Second, again, we're not fans of nuclear energy. We think it flies in the face of experience and common sense to plan on "saving" the environment by building more Three Mile Islands and Chernobyl's. 
 
As we've documented: Solar, Hydro, Wind and Geothermal energies have been proposed by other United States and international proponents of similar Carbon Dioxide recycling technology. And, catalysts have been, and are being, developed to lessen the energy required by the various steps of the process.
 
Third, "the hydrogen highway of the future" is, we contend, Space Ranger-type unrealistic and dangerous nonsense.

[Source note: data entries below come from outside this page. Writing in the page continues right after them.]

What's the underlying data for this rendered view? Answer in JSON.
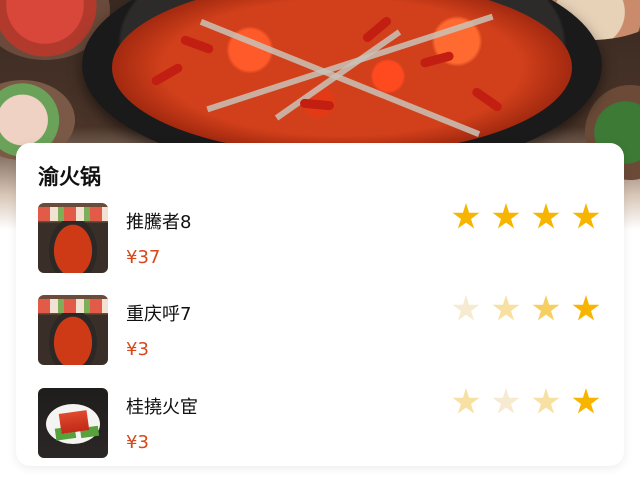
{
  "hero": {
    "image": "hotpot-photo"
  },
  "card": {
    "title": "渝火锅",
    "items": [
      {
        "name": "推騰者8",
        "price": "¥37",
        "thumb": "hotpot-thumbnail",
        "rating_stars_full": 4
      },
      {
        "name": "重庆呼7",
        "price": "¥3",
        "thumb": "hotpot-thumbnail",
        "rating_stars_full": 1
      },
      {
        "name": "桂撓火宦",
        "price": "¥3",
        "thumb": "sliced-pork-thumbnail",
        "rating_stars_full": 1
      }
    ]
  },
  "colors": {
    "price": "#d6481a",
    "star": "#f7b500"
  }
}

We would rather, speaking for ourselves, move to Amish Country and get a spiffy horse-drawn carriage to do our marketing and traveling in, before we would contemplate sailing at high speed down the Interstates among a fleet of mini-Hindenberg's.  
 
But, excess Hydrogen which might be generated by this technology, if obtained via water electrolysis using electricity derived from environmental energies, could have other energy conversion uses, aside from hydrogenating Carbon Dioxide: It could, perhaps, be used to help refine, to further hydrogenate, raw carbonaceous liquids derived from a Coal liquefaction process, as in some of the oil industry patents we've reported, and will further report, detailing technology that's already been developed by Big Oil to refine Coal liquids into direct replacements for our current liquid transportation fuels.